New car loans typically price at 8.5%–12% p.a. from banks, and used-car loans at 11%–16%. Most lenders finance 80–90% of the on-road price for new cars, and 70–80% of the valuation for used ones, with tenures up to 84 months.

The sweet spot for most buyers is 48–60 months: short enough that you're not paying interest on a depreciating asset for seven years, long enough to keep the EMI comfortable. On a ₹8 Lakh loan at 9.5%, that's the difference between roughly ₹20,100 (48 months) and ₹16,800 (60 months) a month.

Watch out for dealership flat rates

Showroom finance desks often quote a "7% flat" rate that sounds cheaper than a bank's 9.5% — but a 7% flat rate on a 5-year loan is roughly 12.5% on a reducing balance. Always convert a flat quote before comparing; our flat vs reducing calculator does it in one step.

Also compare the processing fee, foreclosure charges and whether the rate is fixed or floating. A zero-foreclosure-fee loan is worth a slightly higher rate if you plan to prepay.

Common questions.

What is the EMI for a ₹8 Lakh car loan?+

At 9.5% p.a. for 60 months, about ₹16,800 per month with roughly ₹2.08 Lakhs total interest.
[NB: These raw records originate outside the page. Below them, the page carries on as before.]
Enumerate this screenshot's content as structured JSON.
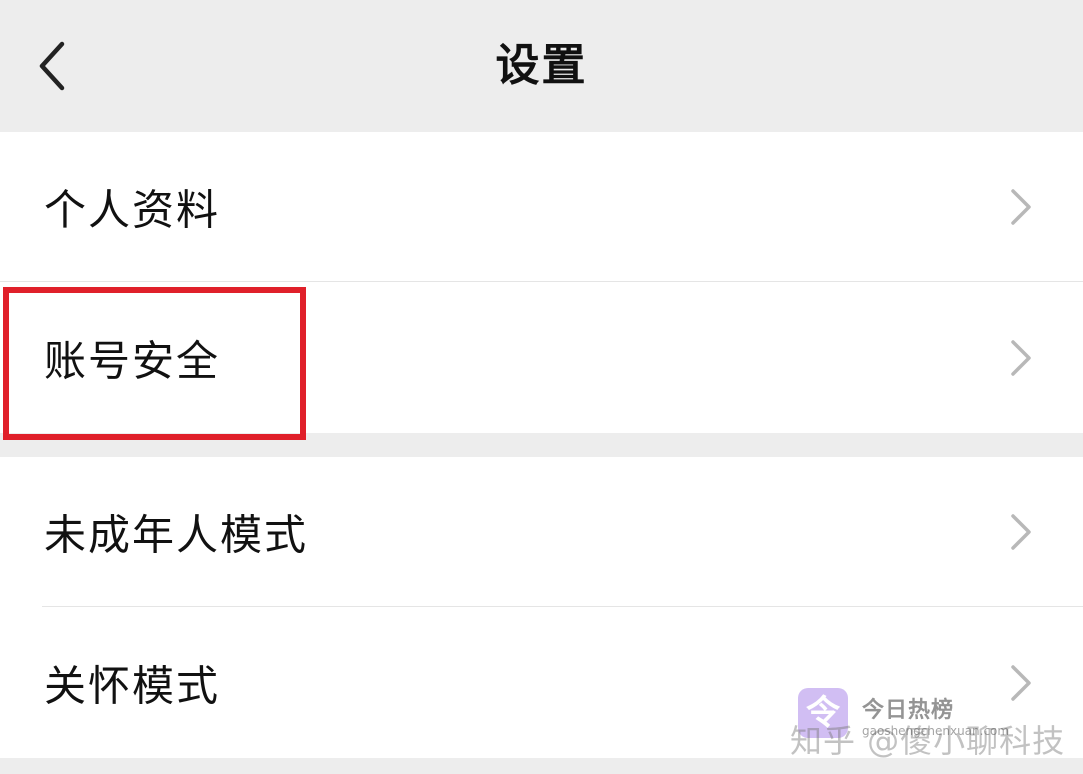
{
  "header": {
    "title": "设置",
    "back_icon": "chevron-left-icon"
  },
  "groups": [
    {
      "items": [
        {
          "label": "个人资料"
        },
        {
          "label": "账号安全",
          "highlighted": true
        }
      ]
    },
    {
      "items": [
        {
          "label": "未成年人模式"
        },
        {
          "label": "关怀模式"
        }
      ]
    }
  ],
  "highlight_color": "#e0202a",
  "watermark": {
    "logo_glyph": "令",
    "hot_label": "今日热榜",
    "zhihu_text": "知乎 @傻小聊科技",
    "url": "gaoshengchenxuan.com"
  }
}
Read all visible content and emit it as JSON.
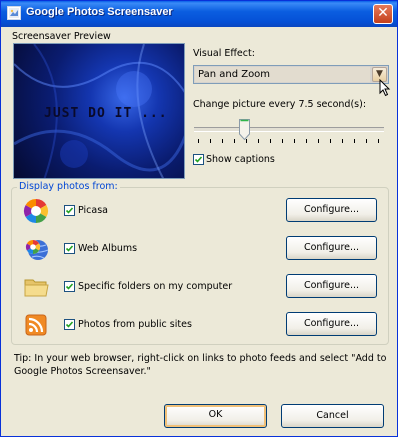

At 48 months the EMI is about ₹20,100 but interest drops to around ₹1.65 Lakhs.

What interest rate do car loans charge in India?+

New car loans typically run 8.5%–12% p.a. and used-car loans 11%–16%, depending on your credit profile, the car's age and the lender.

How much car loan can I get?+

Lenders usually finance 80–90% of a new car's on-road price, capped by your repayment capacity — total EMIs within 40–50% of monthly income.

Is a dealership flat rate cheaper than a bank loan?+

Usually not. A 7% flat rate equals roughly 12.5% reducing over 5 years. Convert any flat quote to its reducing-balance equivalent before comparing.